The opening up of news space and editorials to previously slighted subjects related to homosexuality in America is to be applauded, as is the basic respect and career advancement afforded to gay journalists, who no longer have to fear being “out” or “outed” at the
Times.
But looking at the last twenty years of the
Times
in terms of integrity in the coverage of gay issues, there is less to be happy about. On almost every gay-related topic you can name, the
Times
has lost all pretense of objectivity, instead assuming a crusading stance and showing an impulse to deconstruct traditional morality and family structure.
As its own former ombudsman Daniel Okrent observed, on many gay issues, especially gay marriage, the
Times’
position amounts to “cheerleading.” On a topic that has produced “one of the defining debates of our time,” Okrent wrote, “Times editors have failed to provide the three-dimensional perspective balanced journalism requires.” An internal report, to which Okrent contributed, expanded on the problem: “By consistently framing the issue as a civil rights matter i.e.—gays fighting for the right to be treated like everyone else—we failed to convey how disturbing the issue is in many corners of American social, cultural and religious life.”

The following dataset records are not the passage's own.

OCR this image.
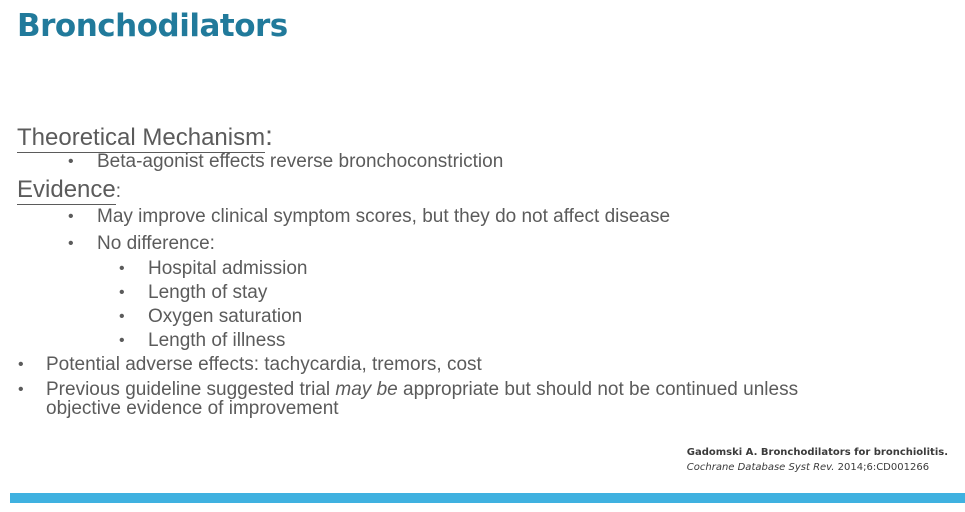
Bronchodilators
Theoretical Mechanism:
• Beta-agonist effects reverse bronchoconstriction
Evidence:
• May improve clinical symptom scores, but they do not affect disease
• No difference:
• Hospital admission
• Length of stay
• Oxygen saturation
• Length of illness
• Potential adverse effects: tachycardia, tremors, cost
• Previous guideline suggested trial may be appropriate but should not be continued unless objective evidence of improvement
Gadomski A. Bronchodilators for bronchiolitis.
Cochrane Database Syst Rev. 2014;6:CD001266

Homosexual sex itself has repeatedly been cheered, even when a more sober response would have better served the subject.
A profile of Kevin Brentley, the author of
Let’s Shut Out the World
(2005), was headlined “For the Fun of It, Remember?” The book, wrote Guy Trebay, explored the “libertinism” of San Francisco during the “innocent time before AIDS.” Trebay failed to acknowledge the role of that very libertinism in causing the devastation.

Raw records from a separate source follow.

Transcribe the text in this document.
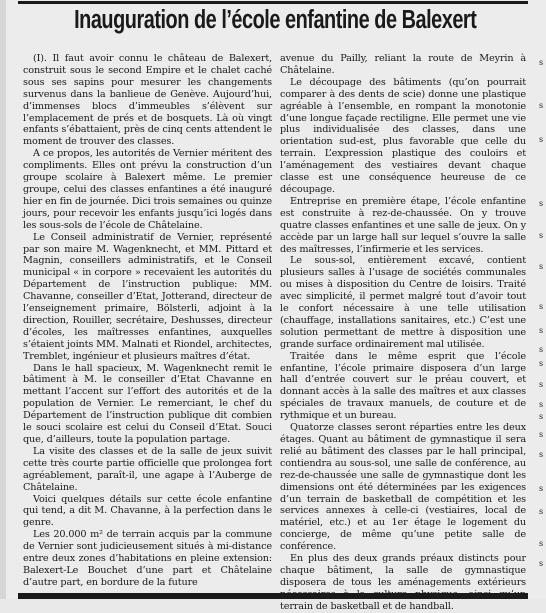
Inauguration de l’école enfantine de Balexert

(I). Il faut avoir connu le château de Balexert, construit sous le second Empire et le chalet caché sous ses sapins pour mesurer les changements survenus dans la banlieue de Genève. Aujourd’hui, d’immenses blocs d’immeubles s’élèvent sur l’emplacement de prés et de bosquets. Là où vingt enfants s’ébattaient, près de cinq cents attendent le moment de trouver des classes.

A ce propos, les autorités de Vernier méritent des compliments. Elles ont prévu la construction d’un groupe scolaire à Balexert même. Le premier groupe, celui des classes enfantines a été inauguré hier en fin de journée. Dici trois semaines ou quinze jours, pour recevoir les enfants jusqu’ici logés dans les sous-sols de l’école de Châtelaine.

Le Conseil administratif de Vernier, représenté par son maire M. Wagenknecht, et MM. Pittard et Magnin, conseillers administratifs, et le Conseil municipal « in corpore » recevaient les autorités du Département de l’instruction publique: MM. Chavanne, conseiller d’Etat, Jotterand, directeur de l’enseignement primaire, Bölsterli, adjoint à la direction, Rouiller, secrétaire, Deshusses, directeur d’écoles, les maîtresses enfantines, auxquelles s’étaient joints MM. Malnati et Riondel, architectes, Tremblet, ingénieur et plusieurs maîtres d’état.

Dans le hall spacieux, M. Wagenknecht remit le bâtiment à M. le conseiller d’Etat Chavanne en mettant l’accent sur l’effort des autorités et de la population de Vernier. Le remerciant, le chef du Département de l’instruction publique dit combien le souci scolaire est celui du Conseil d’Etat. Souci que, d’ailleurs, toute la population partage.

La visite des classes et de la salle de jeux suivit cette très courte partie officielle que prolongea fort agréablement, paraît-il, une agape à l’Auberge de Châtelaine.

Voici quelques détails sur cette école enfantine qui tend, a dit M. Chavanne, à la perfection dans le genre.

Les 20.000 m² de terrain acquis par la commune de Vernier sont judicieusement situés à mi-distance entre deux zones d’habitations en pleine extension: Balexert-Le Bouchet d’une part et Châtelaine d’autre part, en bordure de la future

avenue du Pailly, reliant la route de Meyrin à Châtelaine.

Le découpage des bâtiments (qu’on pourrait comparer à des dents de scie) donne une plastique agréable à l’ensemble, en rompant la monotonie d’une longue façade rectiligne. Elle permet une vie plus individualisée des classes, dans une orientation sud-est, plus favorable que celle du terrain. L’expression plastique des couloirs et l’aménagement des vestiaires devant chaque classe est une conséquence heureuse de ce découpage.

Entreprise en première étape, l’école enfantine est construite à rez-de-chaussée. On y trouve quatre classes enfantines et une salle de jeux. On y accède par un large hall sur lequel s’ouvre la salle des maîtresses, l’infirmerie et les services.

Le sous-sol, entièrement excavé, contient plusieurs salles à l’usage de sociétés communales ou mises à disposition du Centre de loisirs. Traité avec simplicité, il permet malgré tout d’avoir tout le confort nécessaire à une telle utilisation (chauffage, installations sanitaires, etc.) C’est une solution permettant de mettre à disposition une grande surface ordinairement mal utilisée.

Traitée dans le même esprit que l’école enfantine, l’école primaire disposera d’un large hall d’entrée couvert sur le préau couvert, et donnant accès à la salle des maîtres et aux classes spéciales de travaux manuels, de couture et de rythmique et un bureau.

Quatorze classes seront réparties entre les deux étages. Quant au bâtiment de gymnastique il sera relié au bâtiment des classes par le hall principal, contiendra au sous-sol, une salle de conférence, au rez-de-chaussée une salle de gymnastique dont les dimensions ont été déterminées par les exigences d’un terrain de basketball de compétition et les services annexes à celle-ci (vestiaires, local de matériel, etc.) et au 1er étage le logement du concierge, de même qu’une petite salle de conférence.

En plus des deux grands préaux distincts pour chaque bâtiment, la salle de gymnastique disposera de tous les aménagements extérieurs terrain de basketball et de handball.

s
s
s
s
s
s
s
s
s
s
s
s
s
s
s
s
s
s
s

Another somewhat myopic piece reveling in the more outré aspects of gay sex appeared in September 2005 under the headline “A Sex Stop on the Way Home.” Filed by Corey Kilgannon, it focused on a narrow parking lot in Cunningham Park in Queens, set between playing fields for adult softball and youth soccer and baseball. “At one end of the lot, retirees arrive to practice their golf and mothers in minivans gather to wait for their Little Leaguers,” Kilgannon wrote. “The other end is popular with another set with a much lower profile in this suburban setting: gay men cruising for sex. Their playing field is the parking lot itself and the goal is a sexual encounter, usually quick and anonymous.” Kilgannon scrupulously described the mating rituals that are popular here, “like a chess game.” He also noted that the parking lot’s two very different camps were not spatially far apart. “One recent evening, a half-dozen mothers stood chatting, waiting for their children to finish soccer,” Kilgannon wrote. “A stone’s throw away, a group of gay men stood narrating the attempt of a man trolling the lot in a tan sedan to woo the cute man parked in the black SUV. . . . ‘Woop, there he goes,’ the narrator said [as the man in the sedan hopped into the SUV]. ‘You go, girl.’”
Heather Mac Donald remarked in her
City Journal
blog that the point of the story was not to shame the vice squad into cleaning up the parking lot, but to report enthusiastically how many married men patronized the cruising grounds. “I can’t tell you how many guys I’ve had here who were wearing wedding bands, with baby seats in the car and all kinds of kids’ toys on the floor,” one source told Kilgannon. “It’s on their way home and they don’t have to get involved in a relationship or any gay lifestyle or social circles. They don’t even have to buy anyone a drink or be seen in a gay bar. They just tell the wife, ‘Honey, I’ll be home an hour late tonight.’”
The married man with a gay appetite made the story appealing for the
Times’
“anti-bourgeois staff,” Mac Donald wrote, because “it allows them to throw mud for the ten-millionth time on the Leave-it-to-Beaver ‘normalcy’ . . . of the white-bread suburbs.” In a time of terrorism, Mac Donald closed, when New York leaders face the prospect of evacuating millions from Manhattan in an emergency, “the
Times’
s preference for the insignificant trivia of the gay lifestyle defies comprehension. Either the
Times
is even more clueless about the narrowness of its worldview than previously thought, or it knows how out of the mainstream it is and hopes to shock the leaden bourgeoisie with its sexual obsessions.”